Additive Manufacturing (3D printing) is finding many uses in manufacturing for prototyping, low volume manufacture and for making items with complex shapes which cannot easily be reproduced by other means.
The main challenge with the process is posed by complex geometry – when an object is to be fabricated, the shape must be broken down into a series of machine tool paths that will accumulate material by building up layers in a stable and reliable way. For this reason, 3D printing needs to be a precisely controlled process, both in terms of the type of movement and the deposition of materials.
A project at the Centre for Fine Print Research (CFPR), based at the University of the West of England, is looking at 3D printing a little differently, with the emphasis on meaningful expression rather than the accurate reproduction of digital data. A flexible Mitsubishi Electric MELFA RV-Series articulated arm industrial robot is at the centre of the project.
The CFPR has expertise in ceramics, photo-cure resins and thermoplastics, all of which are being investigated with the new robotic platform. Previous work evaluated the 3D printer as a tool to manipulate materials, or produce unusual surface textures.
Using a 3D printer in unusual ways means moving beyond the use of CAD models and slicing algorithms, as these are too automated. By writing proprietary software, it is possible to develop printing methods from the point of view of how the material can be expressively played with.
To achieve this the project is using a robot arm to research technologies and techniques to sense and manipulate materials in a dynamic way, rather than deposit them in fixed, rigid or ‘machine-like’ ways. The robot is running printer paths defined by proprietary software and requires a high degree of automation and real-time responsiveness.
Conventionally 3D printers are machines with three linear axis and fabrication occurs in fixed horizontal layers. The MELFA robot arm, however, can offer both freedom of movement and a set of expansion capabilities, including pneumatics and digital IO, which are integrated into the chassis of the arm itself; which makes for a useful combination of force control, movement range and reliability.
Proprietary software is being developed which must respond very quickly and dynamically to changes in the material’s properties and the construction of the printed object. This means that the control program cannot be rigid in its operation. Instead it must constantly and iteratively interpret its working task environment and autonomously correct its behaviour.

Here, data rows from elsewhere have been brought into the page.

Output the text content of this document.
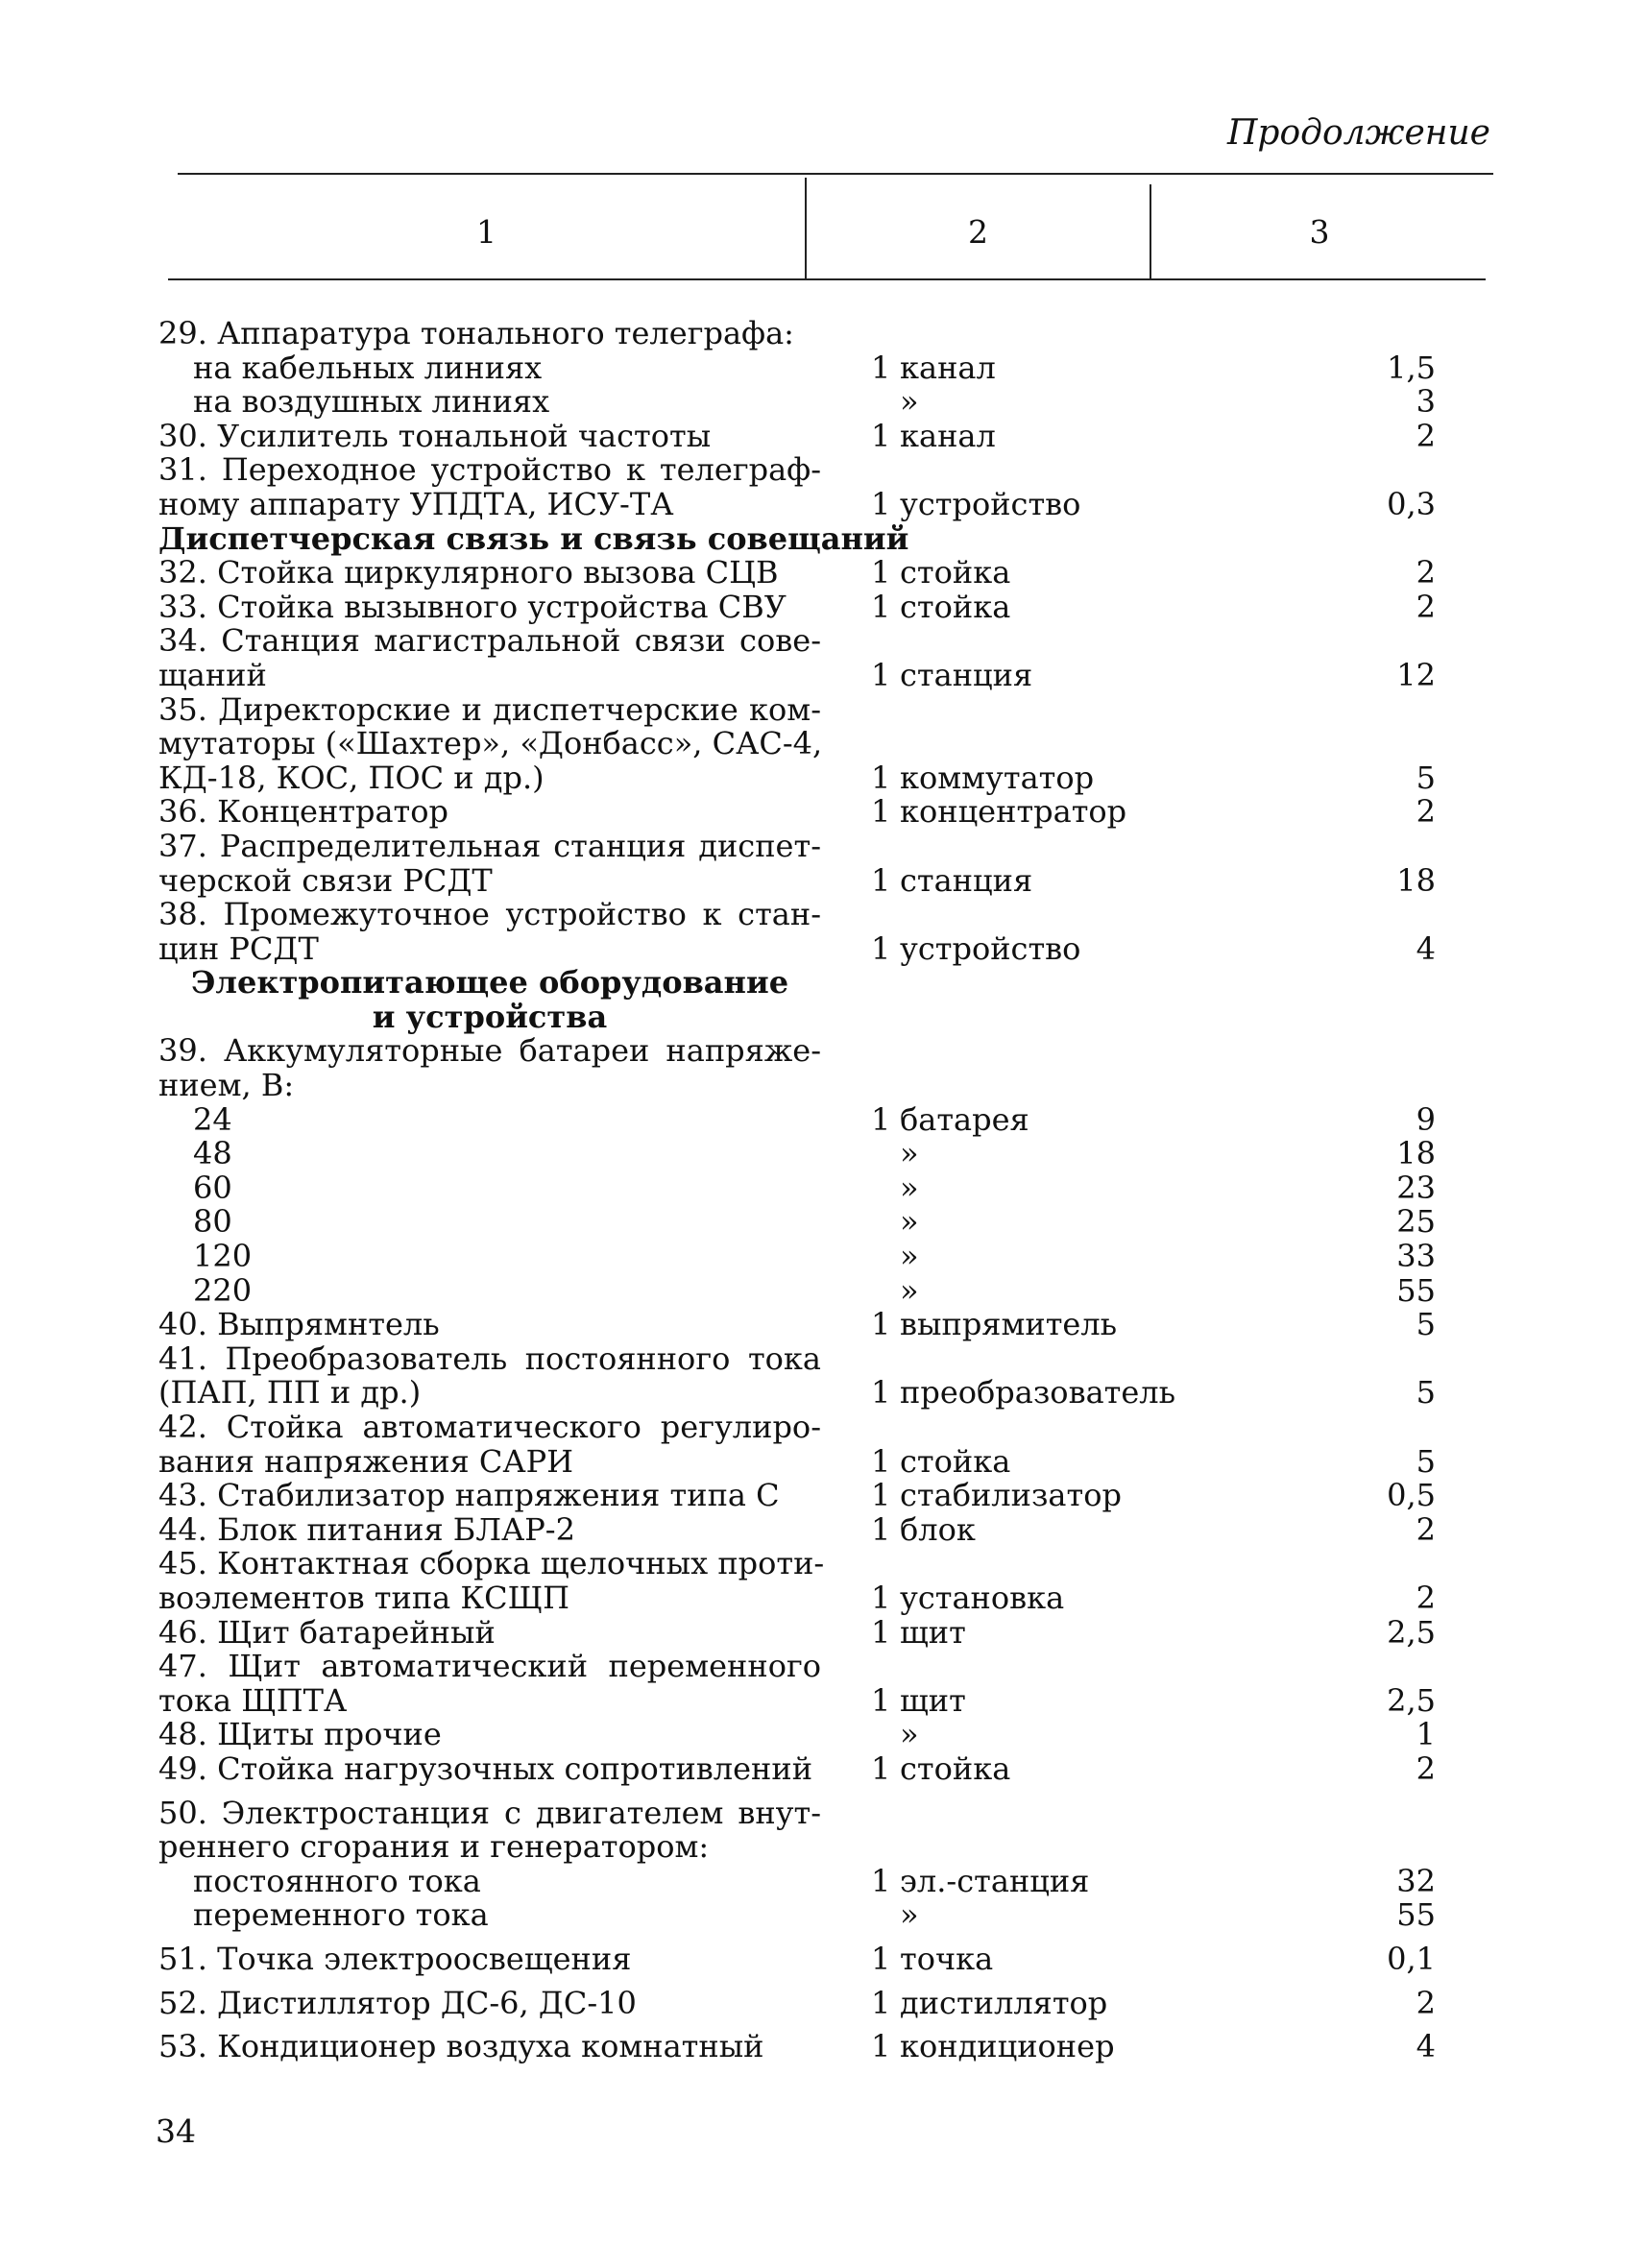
Продолжение
1	2	3
29. Аппаратура тонального телеграфа:
на кабельных линиях	1 канал	1,5
на воздушных линиях	»	3
30. Усилитель тональной частоты	1 канал	2
31. Переходное устройство к телеграф-
ному аппарату УПДТА, ИСУ-ТА	1 устройство	0,3
Диспетчерская связь и связь совещаний
32. Стойка циркулярного вызова СЦВ	1 стойка	2
33. Стойка вызывного устройства СВУ	1 стойка	2
34. Станция магистральной связи сове-
щаний	1 станция	12
35. Директорские и диспетчерские ком-
мутаторы («Шахтер», «Донбасс», САС-4,
КД-18, КОС, ПОС и др.)	1 коммутатор	5
36. Концентратор	1 концентратор	2
37. Распределительная станция диспет-
черской связи РСДТ	1 станция	18
38. Промежуточное устройство к стан-
цин РСДТ	1 устройство	4
Электропитающее оборудование
и устройства
39. Аккумуляторные батареи напряже-
нием, В:
24	1 батарея	9
48	»	18
60	»	23
80	»	25
120	»	33
220	»	55
40. Выпрямнтель	1 выпрямитель	5
41. Преобразователь постоянного тока
(ПАП, ПП и др.)	1 преобразователь	5
42. Стойка автоматического регулиро-
вания напряжения САРИ	1 стойка	5
43. Стабилизатор напряжения типа С	1 стабилизатор	0,5
44. Блок питания БЛАР-2	1 блок	2
45. Контактная сборка щелочных проти-
воэлементов типа КСЩП	1 установка	2
46. Щит батарейный	1 щит	2,5
47. Щит автоматический переменного
тока ЩПТА	1 щит	2,5
48. Щиты прочие	»	1
49. Стойка нагрузочных сопротивлений	1 стойка	2
50. Электростанция с двигателем внут-
реннего сгорания и генератором:
постоянного тока	1 эл.-станция	32
переменного тока	»	55
51. Точка электроосвещения	1 точка	0,1
52. Дистиллятор ДС-6, ДС-10	1 дистиллятор	2
53. Кондиционер воздуха комнатный	1 кондиционер	4
34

The MELFA robot has proven to be a good tool to create artistic objects using PLA (poly lactic acid). The development team used the full extent of the robot’s movement to push the material beyond its normal operating envelope and create new effects. The same set-up is planned to develop artistic creations with ceramics and photo-cure resins, the production process for which could then feed-back to commercial industrial applications.